Stranded on the streets without shelter, water or electricity — and just as they thought their lives couldn’t get any worse — residents were visited just a week after the blaze by bulldozers tasked with tearing down the torched homes. The residents, thinking the machines were there to raze the entire slum, began pelting them with stones.
Their stones were answered with tear gas. Many were injured, with some hospitalized for treatment of allergies and asthma, among other conditions.
“We have been living here for 30 years, and at the end they come bomb us with tear gas and hit us with their sticks as if we were in a war. They tell us, ‘leave and you don’t have the right to be relocated or even to stay set where you are,’” rails Mohamed.
“They bombed us with tear gas so that we leave; two kids died and one is still lying in intensive care. My husband had asthma and he is still in the hospital,” alleges Fikry.
“My nephew is in the hospital being treated because his eardrum [was damaged], and my kid was hospitalized for two days,” claims Zeinab Sayed, holding a toddler swaddled in dirty clothes and flies.
Their electricity cut off, no roof over their heads and little aid from the government, the residents decided to fend for themselves. “We wanted to build eshash [coops], but the [police] told us not to, and they said those whose houses got burnt just have to sit on the ashes and live there. They won’t let us build anything to protect us from the sun or the rain and we don’t have money or a shelter or even a blanket,” complains Abeer El-Sayed, whose birth certificate is issued from to Qale’et El-Kabsh but who still hasn’t been given the right to a flat.

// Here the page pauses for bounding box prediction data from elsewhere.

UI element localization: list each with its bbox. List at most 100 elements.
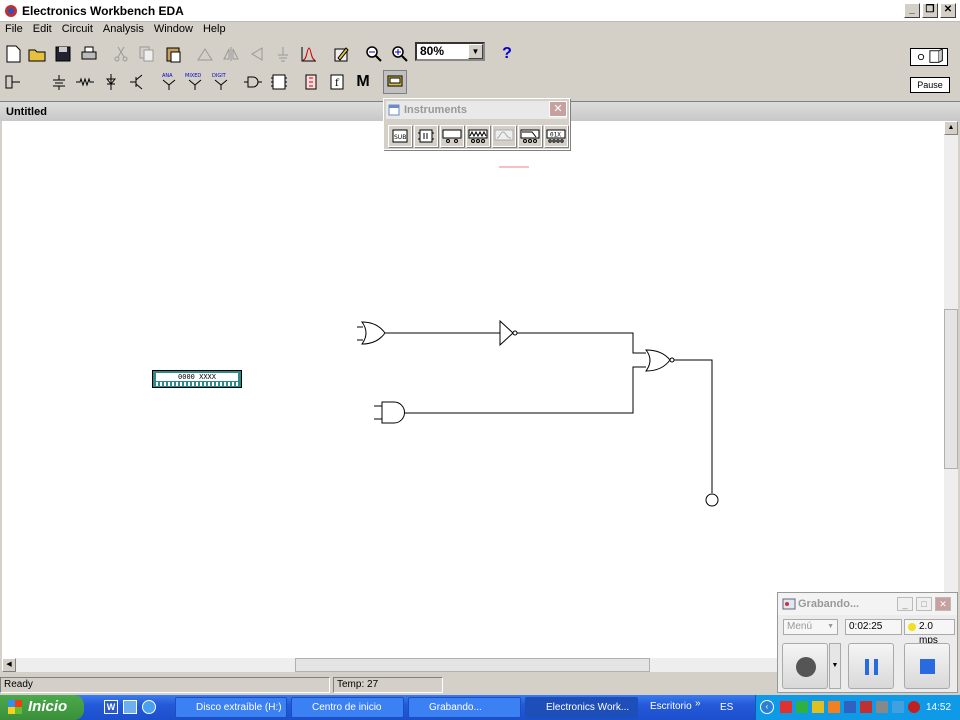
paste-button[interactable] [161,42,185,66]
menu-file[interactable]: File [0,22,28,36]
explorer-quicklaunch-icon[interactable] [123,700,137,714]
digital-bin-button[interactable] [267,70,291,94]
menu-help[interactable]: Help [198,22,231,36]
open-button[interactable] [25,42,49,66]
help-button[interactable]: ? [495,42,519,66]
zoom-in-button[interactable] [388,42,412,66]
word-quicklaunch-icon[interactable]: W [104,700,118,714]
tray-expand-icon[interactable]: ‹ [760,700,774,714]
basic-bin-button[interactable] [73,70,97,94]
task-recorder[interactable]: Grabando... [408,697,521,718]
restore-button[interactable]: ❐ [922,3,938,18]
or-gate-input[interactable] [357,321,386,345]
transistors-bin-button[interactable] [125,70,149,94]
task-start-center[interactable]: Centro de inicio [291,697,404,718]
system-tray: ‹ 14:52 [755,695,960,720]
function-generator-button[interactable] [466,125,490,147]
recorder-minimize-button[interactable]: _ [897,597,913,611]
analog-ic-bin-button[interactable]: ANA [157,70,181,94]
tray-update-icon[interactable] [860,701,872,713]
favorites-bin-button[interactable] [1,70,25,94]
pause-recording-button[interactable] [848,643,894,689]
instruments-bin-button[interactable] [383,70,407,94]
tray-app-icon[interactable] [780,701,792,713]
cut-button [109,42,133,66]
instruments-title: Instruments [386,101,567,119]
controls-bin-button[interactable]: f [325,70,349,94]
toolbar-expand-icon[interactable]: » [695,698,701,709]
and-gate[interactable] [374,401,405,424]
multimeter-button[interactable] [440,125,464,147]
menu-circuit[interactable]: Circuit [57,22,98,36]
tray-security-icon[interactable] [812,701,824,713]
vertical-scroll-thumb[interactable] [944,309,958,469]
sources-bin-button[interactable] [47,70,71,94]
instruments-close-button[interactable]: ✕ [549,101,567,117]
circuit-canvas[interactable]: 0000 XXXX [2,121,944,658]
indicators-bin-button[interactable] [299,70,323,94]
wire [674,359,713,493]
desktop-toolbar-label[interactable]: Escritorio [650,701,692,712]
recorder-maximize-button[interactable]: □ [916,597,932,611]
zoom-value: 80% [420,44,445,58]
close-button[interactable]: ✕ [940,3,956,18]
menu-window[interactable]: Window [149,22,198,36]
task-removable-disk[interactable]: Disco extraíble (H:) [175,697,287,718]
tray-alert-icon[interactable] [908,701,920,713]
tray-antivirus-icon[interactable] [828,701,840,713]
menu-edit[interactable]: Edit [28,22,57,36]
graph-button[interactable] [297,42,321,66]
digital-ic-bin-button[interactable]: DIGIT [209,70,233,94]
zoom-select[interactable]: 80% ▼ [415,42,485,61]
instruments-palette: Instruments ✕ SUB 01X [383,98,570,150]
language-indicator[interactable]: ES [720,702,733,713]
zoom-out-button[interactable] [362,42,386,66]
bode-plotter-button[interactable] [518,125,542,147]
new-file-button[interactable] [1,42,25,66]
recorder-time: 0:02:25 [845,619,902,635]
word-gen-label: 01X [550,132,561,139]
logic-gates-bin-button[interactable] [241,70,265,94]
scissors-icon [114,46,128,62]
mixed-ic-bin-button[interactable]: MIXED [183,70,207,94]
oscilloscope-icon [494,129,514,141]
word-generator-button[interactable]: 01X [544,125,568,147]
ie-quicklaunch-icon[interactable] [142,700,156,714]
pause-button[interactable]: Pause [910,77,950,93]
vertical-scrollbar[interactable]: ▲ [944,121,958,658]
recorder-close-button[interactable]: ✕ [935,597,951,611]
power-switch[interactable] [910,48,948,66]
ic-button[interactable] [414,125,438,147]
edit-circuit-button[interactable] [329,42,353,66]
record-button[interactable] [782,643,828,689]
sub-label: SUB [394,134,406,141]
misc-bin-button[interactable]: M [351,70,375,94]
minimize-button[interactable]: _ [904,3,920,18]
horizontal-scroll-thumb[interactable] [295,658,650,672]
tray-display-icon[interactable] [892,701,904,713]
logic-gate-icon [244,76,262,88]
transistor-icon [130,74,143,90]
scroll-up-button[interactable]: ▲ [944,121,958,135]
start-button[interactable]: Inicio [0,695,84,720]
word-generator[interactable]: 0000 XXXX [152,370,242,388]
subcircuit-button[interactable]: SUB [388,125,412,147]
diodes-bin-button[interactable] [99,70,123,94]
tray-usb-icon[interactable] [876,701,888,713]
menu-analysis[interactable]: Analysis [98,22,149,36]
tray-volume-icon[interactable] [844,701,856,713]
not-gate[interactable] [499,319,518,347]
chevron-down-icon[interactable]: ▼ [468,44,483,59]
print-button[interactable] [77,42,101,66]
window-title: Electronics Workbench EDA [22,4,184,18]
nor-gate[interactable] [644,349,675,372]
recorder-menu-dropdown[interactable]: Menú ▼ [783,619,838,635]
scroll-left-button[interactable]: ◀ [2,658,16,672]
stop-recording-button[interactable] [904,643,950,689]
save-button[interactable] [51,42,75,66]
recorder-window: Grabando... _ □ ✕ Menú ▼ 0:02:25 2.0 mps … [777,592,958,693]
output-probe[interactable] [705,493,719,507]
tray-network-icon[interactable] [796,701,808,713]
task-electronics-workbench[interactable]: Electronics Work... [525,697,638,718]
record-options-dropdown[interactable]: ▼ [829,643,841,689]
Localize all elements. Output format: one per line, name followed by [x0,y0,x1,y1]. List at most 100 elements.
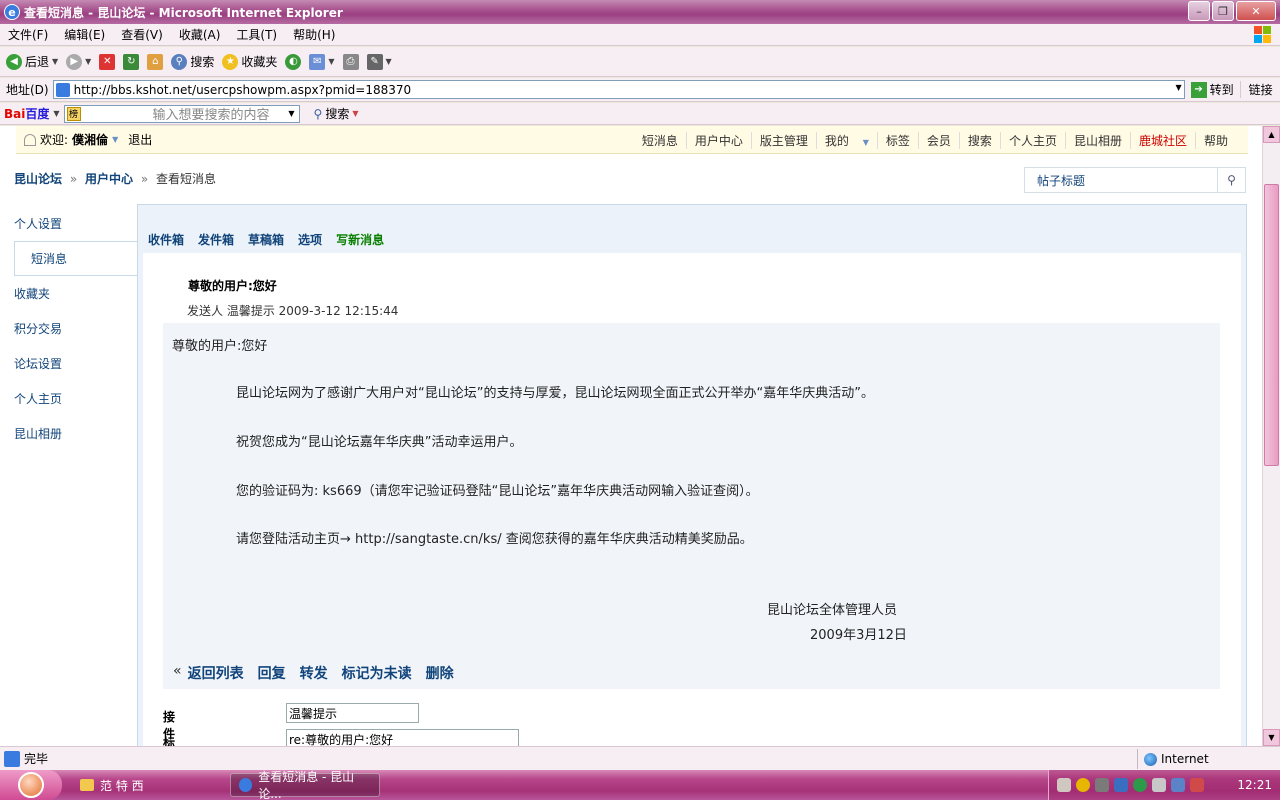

As hard as their lives are, water and electricity aren’t their biggest concerns. The residents have also had to deal with the prying eyes of the public, invading what little privacy they had. “They light their mobiles to see us at night,” claims local resident Madiha Yousry.
To protect their women from outsiders, many men have found themselves forced to sit home from work, leaving them with another problem: no money. “Men aren’t going to their jobs anymore so that they stay home and protect the women. There are bullies and there are addicts,” says Fikry.
Looking up, I am stunned to see a group of men tearing down a building. “Our stuff was all burned down and we can’t find anything to eat or drink,” Amal Abd El-Ghany tells me. “Our husbands are now tearing down a house to get the steel in there and sell it because we don’t have any money and they can’t go to work.”
“I volunteered in the 1973 War for this country and this is what I get back,” complains one man who refused to give his name.
While Rashwan talks about logistics and documentation, dozens have fallen between the cracks. At press time, he promised to look at their cases with a “human eye” and told me a decision would be made within a few days.
As my photographer and I start to leave, we are stopped in our tracks by the wails of an old lady. Stranded in her house and suffering diabetes and kidney failure, Karima Shehata, cries out loud: “My brother took the flat and denied me the right to it. I have been here for 35 years and I have raised my brothers and kids. La Ilah Ela Allah, ya rab ostorna ya rab.” (There is no god but God, Oh Lord, shelter us.)